Teaching Digital Citizenship is one of the most important things I think we can do for students.  Few students (or their parents) really understand the nature of their own “digital footprint” and how much can be found out about themselves online.  All of the information about you, available in digital form, can often be searched and aggregated by sites ranging from Google to Spokeo.  This information is increasingly being used by employers and colleges to make decisions, so helping students and parents to understand the importance of maintaining an appropriate digital footprint from early on is vital.

Mary Beth Hertz, a Philadelphia elementary computer teacher, wrote a great post on Edutopia about teaching Digital Citizenship in the Elementary Classroom.    She recommends that the good manners and social skills we tty to instill in kids from an early age should be extended into the virtual world as well, and perhaps at the same time.  Children as young as six are joining social networks like Club Penguin, and will need an understanding from early on that social norms, good behavior and  manners in person and manners online are equally important.
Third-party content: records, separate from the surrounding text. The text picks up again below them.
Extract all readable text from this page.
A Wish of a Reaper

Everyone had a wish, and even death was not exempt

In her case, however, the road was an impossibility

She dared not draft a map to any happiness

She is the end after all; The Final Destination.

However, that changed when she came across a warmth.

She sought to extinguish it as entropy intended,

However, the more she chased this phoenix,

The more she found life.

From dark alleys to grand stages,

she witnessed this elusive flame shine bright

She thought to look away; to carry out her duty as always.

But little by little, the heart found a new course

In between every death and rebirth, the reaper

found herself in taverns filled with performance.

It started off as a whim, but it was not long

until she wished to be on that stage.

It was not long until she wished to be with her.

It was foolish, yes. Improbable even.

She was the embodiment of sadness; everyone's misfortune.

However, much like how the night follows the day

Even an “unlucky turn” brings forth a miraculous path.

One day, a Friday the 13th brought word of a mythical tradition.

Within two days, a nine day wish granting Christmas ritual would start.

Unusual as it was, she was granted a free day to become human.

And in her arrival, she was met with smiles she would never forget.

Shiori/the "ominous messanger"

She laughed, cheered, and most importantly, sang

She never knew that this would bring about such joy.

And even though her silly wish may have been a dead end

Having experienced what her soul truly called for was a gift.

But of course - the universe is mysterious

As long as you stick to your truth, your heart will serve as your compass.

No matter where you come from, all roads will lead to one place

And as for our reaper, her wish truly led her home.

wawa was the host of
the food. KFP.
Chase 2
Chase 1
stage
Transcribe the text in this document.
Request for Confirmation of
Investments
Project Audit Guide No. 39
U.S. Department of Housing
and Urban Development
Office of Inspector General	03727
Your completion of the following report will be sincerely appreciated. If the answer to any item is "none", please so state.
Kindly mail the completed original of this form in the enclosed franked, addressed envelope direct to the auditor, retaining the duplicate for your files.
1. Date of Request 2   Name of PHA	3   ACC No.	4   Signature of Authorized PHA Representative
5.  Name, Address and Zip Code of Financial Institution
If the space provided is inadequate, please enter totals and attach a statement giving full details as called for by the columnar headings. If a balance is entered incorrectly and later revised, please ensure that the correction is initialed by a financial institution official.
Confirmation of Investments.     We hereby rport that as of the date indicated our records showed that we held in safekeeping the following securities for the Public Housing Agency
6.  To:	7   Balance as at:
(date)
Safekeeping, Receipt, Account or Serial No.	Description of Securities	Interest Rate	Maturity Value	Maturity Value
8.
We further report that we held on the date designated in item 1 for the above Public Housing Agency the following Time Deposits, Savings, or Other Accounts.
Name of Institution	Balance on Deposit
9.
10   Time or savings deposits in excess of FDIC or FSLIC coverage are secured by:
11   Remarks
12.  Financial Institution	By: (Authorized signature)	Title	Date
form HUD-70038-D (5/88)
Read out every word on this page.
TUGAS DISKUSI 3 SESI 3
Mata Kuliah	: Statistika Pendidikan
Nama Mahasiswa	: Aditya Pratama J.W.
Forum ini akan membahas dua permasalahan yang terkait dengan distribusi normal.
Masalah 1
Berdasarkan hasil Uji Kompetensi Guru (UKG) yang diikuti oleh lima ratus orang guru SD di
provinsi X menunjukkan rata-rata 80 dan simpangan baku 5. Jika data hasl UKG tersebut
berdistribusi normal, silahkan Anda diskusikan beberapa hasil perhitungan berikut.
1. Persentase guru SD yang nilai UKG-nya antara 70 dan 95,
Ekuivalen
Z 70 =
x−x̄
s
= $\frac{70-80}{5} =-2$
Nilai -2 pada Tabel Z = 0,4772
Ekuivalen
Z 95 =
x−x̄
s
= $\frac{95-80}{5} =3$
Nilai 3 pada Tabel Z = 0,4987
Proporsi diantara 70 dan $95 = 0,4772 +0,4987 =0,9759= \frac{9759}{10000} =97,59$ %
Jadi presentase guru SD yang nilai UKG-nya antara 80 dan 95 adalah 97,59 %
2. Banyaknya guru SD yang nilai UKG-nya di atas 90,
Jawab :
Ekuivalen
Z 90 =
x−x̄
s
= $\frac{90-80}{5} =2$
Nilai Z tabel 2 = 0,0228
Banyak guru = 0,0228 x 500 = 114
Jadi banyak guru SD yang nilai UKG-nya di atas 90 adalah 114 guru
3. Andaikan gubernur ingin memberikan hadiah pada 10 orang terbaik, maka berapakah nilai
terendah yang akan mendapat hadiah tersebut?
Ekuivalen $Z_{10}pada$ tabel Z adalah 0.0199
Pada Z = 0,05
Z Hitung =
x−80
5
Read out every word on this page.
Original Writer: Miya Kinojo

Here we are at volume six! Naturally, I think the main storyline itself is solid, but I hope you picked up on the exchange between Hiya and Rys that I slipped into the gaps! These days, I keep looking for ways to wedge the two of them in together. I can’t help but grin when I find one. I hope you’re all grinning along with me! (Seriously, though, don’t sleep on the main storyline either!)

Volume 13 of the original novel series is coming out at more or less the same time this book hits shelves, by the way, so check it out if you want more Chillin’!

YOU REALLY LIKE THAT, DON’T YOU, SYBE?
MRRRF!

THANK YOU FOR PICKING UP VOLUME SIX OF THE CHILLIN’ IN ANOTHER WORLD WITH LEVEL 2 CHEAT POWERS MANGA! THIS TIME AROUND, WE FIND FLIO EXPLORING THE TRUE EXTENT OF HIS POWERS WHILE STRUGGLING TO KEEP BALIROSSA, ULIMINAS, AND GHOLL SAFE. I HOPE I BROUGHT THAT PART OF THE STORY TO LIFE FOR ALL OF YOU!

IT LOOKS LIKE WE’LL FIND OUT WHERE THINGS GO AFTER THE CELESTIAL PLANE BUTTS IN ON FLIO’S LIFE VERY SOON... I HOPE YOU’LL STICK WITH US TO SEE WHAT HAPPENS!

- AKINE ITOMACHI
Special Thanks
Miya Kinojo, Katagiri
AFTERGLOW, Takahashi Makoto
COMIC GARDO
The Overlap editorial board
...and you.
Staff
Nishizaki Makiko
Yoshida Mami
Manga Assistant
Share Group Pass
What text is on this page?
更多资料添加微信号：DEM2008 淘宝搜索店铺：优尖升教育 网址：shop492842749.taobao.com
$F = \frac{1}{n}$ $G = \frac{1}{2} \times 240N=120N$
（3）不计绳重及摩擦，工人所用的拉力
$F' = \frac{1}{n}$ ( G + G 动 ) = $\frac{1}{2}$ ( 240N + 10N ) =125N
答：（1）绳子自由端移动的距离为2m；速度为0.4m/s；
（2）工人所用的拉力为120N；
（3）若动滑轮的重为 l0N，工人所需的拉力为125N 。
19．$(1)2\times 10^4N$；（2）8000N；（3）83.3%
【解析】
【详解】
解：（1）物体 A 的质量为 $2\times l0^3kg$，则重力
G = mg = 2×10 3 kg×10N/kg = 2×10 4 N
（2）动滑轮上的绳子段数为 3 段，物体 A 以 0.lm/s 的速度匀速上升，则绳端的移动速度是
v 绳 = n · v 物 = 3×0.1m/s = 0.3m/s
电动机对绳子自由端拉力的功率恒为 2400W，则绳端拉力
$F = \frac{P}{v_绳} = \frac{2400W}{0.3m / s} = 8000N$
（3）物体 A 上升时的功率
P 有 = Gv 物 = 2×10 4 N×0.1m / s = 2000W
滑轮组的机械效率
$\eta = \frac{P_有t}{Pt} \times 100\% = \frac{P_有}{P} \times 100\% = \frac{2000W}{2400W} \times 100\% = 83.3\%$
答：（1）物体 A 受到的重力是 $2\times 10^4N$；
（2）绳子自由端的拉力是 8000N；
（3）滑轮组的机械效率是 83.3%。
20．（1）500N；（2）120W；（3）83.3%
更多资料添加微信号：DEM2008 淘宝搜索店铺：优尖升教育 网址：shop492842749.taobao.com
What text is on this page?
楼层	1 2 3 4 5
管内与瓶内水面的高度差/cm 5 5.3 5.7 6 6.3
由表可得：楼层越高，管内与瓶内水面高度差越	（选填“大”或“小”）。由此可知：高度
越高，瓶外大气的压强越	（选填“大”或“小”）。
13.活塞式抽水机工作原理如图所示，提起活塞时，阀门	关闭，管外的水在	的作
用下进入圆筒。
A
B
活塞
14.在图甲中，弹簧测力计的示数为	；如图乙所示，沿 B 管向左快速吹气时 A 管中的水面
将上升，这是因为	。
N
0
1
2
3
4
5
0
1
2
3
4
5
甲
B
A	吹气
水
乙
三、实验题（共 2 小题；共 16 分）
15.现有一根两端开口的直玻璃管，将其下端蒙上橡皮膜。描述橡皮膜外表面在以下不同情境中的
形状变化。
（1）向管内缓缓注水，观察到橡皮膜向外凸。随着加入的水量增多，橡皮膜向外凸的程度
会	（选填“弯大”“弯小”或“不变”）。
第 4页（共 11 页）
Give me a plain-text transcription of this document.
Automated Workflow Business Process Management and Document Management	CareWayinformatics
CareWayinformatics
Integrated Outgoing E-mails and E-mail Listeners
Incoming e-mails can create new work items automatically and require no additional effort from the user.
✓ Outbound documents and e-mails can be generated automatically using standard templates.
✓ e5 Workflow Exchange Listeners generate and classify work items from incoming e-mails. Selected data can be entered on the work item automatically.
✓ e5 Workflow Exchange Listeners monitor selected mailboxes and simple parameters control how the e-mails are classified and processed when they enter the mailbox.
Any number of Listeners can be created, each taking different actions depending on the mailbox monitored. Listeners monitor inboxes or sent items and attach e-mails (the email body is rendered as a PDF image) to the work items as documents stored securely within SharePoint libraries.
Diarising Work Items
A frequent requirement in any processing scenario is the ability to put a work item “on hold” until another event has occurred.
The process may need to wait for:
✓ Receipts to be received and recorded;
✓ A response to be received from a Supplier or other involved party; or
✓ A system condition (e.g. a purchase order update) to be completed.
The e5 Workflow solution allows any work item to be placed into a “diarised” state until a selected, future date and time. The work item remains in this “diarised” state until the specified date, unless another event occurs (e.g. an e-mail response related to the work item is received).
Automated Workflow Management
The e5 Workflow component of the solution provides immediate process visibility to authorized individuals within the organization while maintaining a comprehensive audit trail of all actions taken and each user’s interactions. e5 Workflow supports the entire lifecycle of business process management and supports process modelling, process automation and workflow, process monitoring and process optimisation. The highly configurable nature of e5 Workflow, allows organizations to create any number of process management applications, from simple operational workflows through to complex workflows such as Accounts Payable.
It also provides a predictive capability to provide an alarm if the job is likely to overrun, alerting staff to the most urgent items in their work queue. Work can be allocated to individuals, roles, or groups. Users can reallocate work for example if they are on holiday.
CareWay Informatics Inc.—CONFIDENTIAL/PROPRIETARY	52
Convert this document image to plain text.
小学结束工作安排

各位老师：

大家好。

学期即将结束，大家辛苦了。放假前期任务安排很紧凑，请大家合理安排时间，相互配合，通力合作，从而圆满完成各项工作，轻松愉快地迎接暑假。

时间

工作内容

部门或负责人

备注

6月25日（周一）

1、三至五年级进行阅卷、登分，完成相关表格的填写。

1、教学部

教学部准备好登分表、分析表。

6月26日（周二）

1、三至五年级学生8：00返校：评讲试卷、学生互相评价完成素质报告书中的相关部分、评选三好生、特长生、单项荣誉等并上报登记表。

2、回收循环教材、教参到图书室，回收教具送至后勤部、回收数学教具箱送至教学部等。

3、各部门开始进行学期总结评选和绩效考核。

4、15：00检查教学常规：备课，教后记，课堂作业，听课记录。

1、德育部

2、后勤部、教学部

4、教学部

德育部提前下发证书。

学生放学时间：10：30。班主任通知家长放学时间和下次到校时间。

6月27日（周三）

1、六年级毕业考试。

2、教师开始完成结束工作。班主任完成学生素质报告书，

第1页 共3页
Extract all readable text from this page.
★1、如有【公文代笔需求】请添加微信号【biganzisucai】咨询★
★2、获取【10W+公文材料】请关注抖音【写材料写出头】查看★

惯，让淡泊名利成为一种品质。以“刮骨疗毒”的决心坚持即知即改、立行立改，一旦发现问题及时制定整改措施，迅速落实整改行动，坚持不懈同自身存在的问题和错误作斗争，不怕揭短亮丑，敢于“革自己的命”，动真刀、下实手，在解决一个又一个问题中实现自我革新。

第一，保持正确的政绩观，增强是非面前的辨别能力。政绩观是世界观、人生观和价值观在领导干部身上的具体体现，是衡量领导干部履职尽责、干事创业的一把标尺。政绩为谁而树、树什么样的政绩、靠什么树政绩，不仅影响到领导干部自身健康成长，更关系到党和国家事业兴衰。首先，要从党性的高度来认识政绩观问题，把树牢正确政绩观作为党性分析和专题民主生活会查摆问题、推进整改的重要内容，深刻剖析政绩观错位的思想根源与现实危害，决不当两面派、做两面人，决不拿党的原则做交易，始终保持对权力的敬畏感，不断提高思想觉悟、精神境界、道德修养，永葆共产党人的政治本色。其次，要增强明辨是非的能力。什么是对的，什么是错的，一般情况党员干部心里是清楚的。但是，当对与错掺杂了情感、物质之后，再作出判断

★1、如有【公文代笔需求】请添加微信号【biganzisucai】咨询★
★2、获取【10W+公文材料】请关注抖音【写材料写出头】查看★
For teachers looking for a solution that can allow you to “practice” these interactions, Mary Beth uses “Schoology” (free) which looks a lot like Facebook, to create a virtual classroom.  While I’m sure this does not integrate well with Pinnacle or any of the other things we’re currently using, it’s interesting to see how these walled garden social networks are popping up for use in education.

 

Kids are growing up in a very different world than we did, and they are adapting immediately. We need to make sure they are ready to face the challenges before them, including teaching digital citizenship as early as we can.

If you need proof, watch this video of the baby and the magazine below. Much like my 13 year old son, who, on seeing his first live musical at age 3, wanted to know if we could “play it again” like it was a movie in the DVD player, or rewinding a VHS tape, children being born today will have an expectation to be able to interact with almost everything in their environment.

To a baby, a Magazine is an iPad that’s broken. Watch how she checks to make sure her finger works fine, and then gets frustrated when the magazine does not respond. These are your students in a few short years. Get ready.